Israël, le Liban et les États-Unis ont signé un accord cadre le 26 juin 2026, marquant une avancée majeure dans la résolution du conflit frontalier maritime qui les oppose depuis des décennies. Cet accord, négocié sous l'égide de Washington, vise à délimiter la frontière maritime entre les deux pays et à permettre l'exploration et l'exploitation des ressources gazières en Méditerranée orientale.
Un accord historique après des années de tensions
Les négociations, entamées en 2020, ont abouti à un compromis qui satisfait les deux parties. Selon le texte de l'accord, la frontière maritime sera établie sur la base de la ligne de flottaison, avec des ajustements mineurs. Le Liban obtient ainsi la reconnaissance de ses droits sur le champ gazier de Cana, tandis qu'Israël conserve le contrôle du champ de Karish, déjà en exploitation. Un mécanisme de partage des revenus est prévu pour les gisements chevauchant la frontière.
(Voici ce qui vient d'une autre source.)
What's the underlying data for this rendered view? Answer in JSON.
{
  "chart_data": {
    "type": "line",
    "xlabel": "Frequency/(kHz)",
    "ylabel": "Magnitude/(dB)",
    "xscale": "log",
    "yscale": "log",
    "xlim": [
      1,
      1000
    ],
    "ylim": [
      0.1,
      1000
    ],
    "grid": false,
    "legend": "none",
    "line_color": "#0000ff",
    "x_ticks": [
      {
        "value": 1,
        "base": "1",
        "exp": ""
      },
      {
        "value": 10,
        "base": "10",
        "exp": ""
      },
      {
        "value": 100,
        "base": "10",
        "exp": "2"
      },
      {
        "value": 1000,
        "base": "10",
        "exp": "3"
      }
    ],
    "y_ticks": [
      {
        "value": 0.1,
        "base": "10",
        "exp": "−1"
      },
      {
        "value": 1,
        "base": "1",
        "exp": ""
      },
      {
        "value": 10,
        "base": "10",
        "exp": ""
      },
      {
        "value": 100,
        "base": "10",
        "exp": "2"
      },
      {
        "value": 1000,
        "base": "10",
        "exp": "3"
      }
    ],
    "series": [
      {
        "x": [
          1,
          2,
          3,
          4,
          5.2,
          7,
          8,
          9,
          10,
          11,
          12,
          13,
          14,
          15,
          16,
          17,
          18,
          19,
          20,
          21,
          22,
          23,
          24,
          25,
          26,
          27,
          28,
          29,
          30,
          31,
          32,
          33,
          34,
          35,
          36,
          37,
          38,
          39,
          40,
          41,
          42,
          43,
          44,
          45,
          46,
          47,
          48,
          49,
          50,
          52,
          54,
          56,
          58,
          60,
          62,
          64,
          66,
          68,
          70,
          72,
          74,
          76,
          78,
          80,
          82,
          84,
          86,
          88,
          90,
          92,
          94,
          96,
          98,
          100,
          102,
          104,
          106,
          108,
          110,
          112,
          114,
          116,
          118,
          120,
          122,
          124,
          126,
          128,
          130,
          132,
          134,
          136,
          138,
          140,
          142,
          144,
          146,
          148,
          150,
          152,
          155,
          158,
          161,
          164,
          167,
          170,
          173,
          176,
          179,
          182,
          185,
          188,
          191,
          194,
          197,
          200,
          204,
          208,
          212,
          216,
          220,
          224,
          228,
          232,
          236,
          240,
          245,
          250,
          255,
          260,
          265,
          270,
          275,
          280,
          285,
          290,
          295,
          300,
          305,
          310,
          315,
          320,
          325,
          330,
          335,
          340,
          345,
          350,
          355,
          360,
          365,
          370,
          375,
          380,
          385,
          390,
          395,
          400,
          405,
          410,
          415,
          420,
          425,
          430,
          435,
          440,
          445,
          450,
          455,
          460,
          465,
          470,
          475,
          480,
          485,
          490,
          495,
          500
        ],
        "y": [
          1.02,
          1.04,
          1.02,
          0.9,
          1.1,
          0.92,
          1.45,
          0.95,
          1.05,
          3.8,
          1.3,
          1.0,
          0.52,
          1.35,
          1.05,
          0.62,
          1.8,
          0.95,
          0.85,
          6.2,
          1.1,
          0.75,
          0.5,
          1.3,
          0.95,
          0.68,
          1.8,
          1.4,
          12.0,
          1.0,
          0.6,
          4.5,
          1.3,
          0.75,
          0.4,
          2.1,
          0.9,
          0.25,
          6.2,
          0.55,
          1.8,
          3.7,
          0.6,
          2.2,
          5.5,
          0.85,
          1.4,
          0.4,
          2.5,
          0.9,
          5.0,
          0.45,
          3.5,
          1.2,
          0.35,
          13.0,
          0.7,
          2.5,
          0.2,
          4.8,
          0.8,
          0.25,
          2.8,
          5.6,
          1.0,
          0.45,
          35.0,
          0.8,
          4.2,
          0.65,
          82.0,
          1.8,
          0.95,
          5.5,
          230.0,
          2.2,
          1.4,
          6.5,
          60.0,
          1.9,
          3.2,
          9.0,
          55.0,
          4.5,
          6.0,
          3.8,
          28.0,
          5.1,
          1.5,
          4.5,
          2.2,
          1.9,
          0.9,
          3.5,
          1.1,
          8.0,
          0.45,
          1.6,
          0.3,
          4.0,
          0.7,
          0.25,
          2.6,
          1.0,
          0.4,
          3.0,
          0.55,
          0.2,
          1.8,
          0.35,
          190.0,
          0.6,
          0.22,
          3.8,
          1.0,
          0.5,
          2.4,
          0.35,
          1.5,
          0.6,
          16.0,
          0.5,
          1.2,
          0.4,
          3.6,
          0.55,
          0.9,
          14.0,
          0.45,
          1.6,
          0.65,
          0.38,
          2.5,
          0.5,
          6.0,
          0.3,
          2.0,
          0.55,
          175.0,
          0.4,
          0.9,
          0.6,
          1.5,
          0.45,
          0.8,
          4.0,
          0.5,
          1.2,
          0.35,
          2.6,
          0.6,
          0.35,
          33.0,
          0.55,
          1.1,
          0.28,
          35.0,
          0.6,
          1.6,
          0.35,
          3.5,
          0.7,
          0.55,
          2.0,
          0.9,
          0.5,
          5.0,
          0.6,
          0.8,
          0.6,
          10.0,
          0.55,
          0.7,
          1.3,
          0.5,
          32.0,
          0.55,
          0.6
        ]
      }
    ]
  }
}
Des retombées économiques significatives
Cet accord devrait débloquer des investissements massifs dans le secteur énergétique. Le Liban, en proie à une grave crise économique, espère générer des revenus substantiels grâce à l'exploitation de ses réserves gazières. Selon les estimations, le champ de Cana pourrait contenir jusqu'à 1,5 billion de mètres cubes de gaz, soit l'équivalent de plusieurs décennies de consommation libanaise. Pour Israël, l'accord sécurise l'exploitation du champ de Karish, qui produit déjà 6,5 milliards de mètres cubes par an.
Un rôle clé des États-Unis
Les États-Unis ont joué un rôle de médiateur essentiel, avec l'envoyé spécial Amos Hochstein menant les négociations. « Cet accord est une victoire pour la diplomatie et la stabilité régionale », a déclaré le secrétaire d'État américain. Il a souligné que cet accord cadre pourrait servir de modèle pour résoudre d'autres différends maritimes dans la région.
Réactions internationales et perspectives
L'Union européenne et l'ONU ont salué l'accord, y voyant un pas vers la paix et la coopération énergétique. Toutefois, certains experts mettent en garde contre les défis techniques et politiques à venir. La mise en œuvre de l'accord nécessitera des mesures de délimitation précises et un suivi rigoureux. Malgré ces défis, cet accord représente une avancée diplomatique majeure dans une région marquée par les conflits.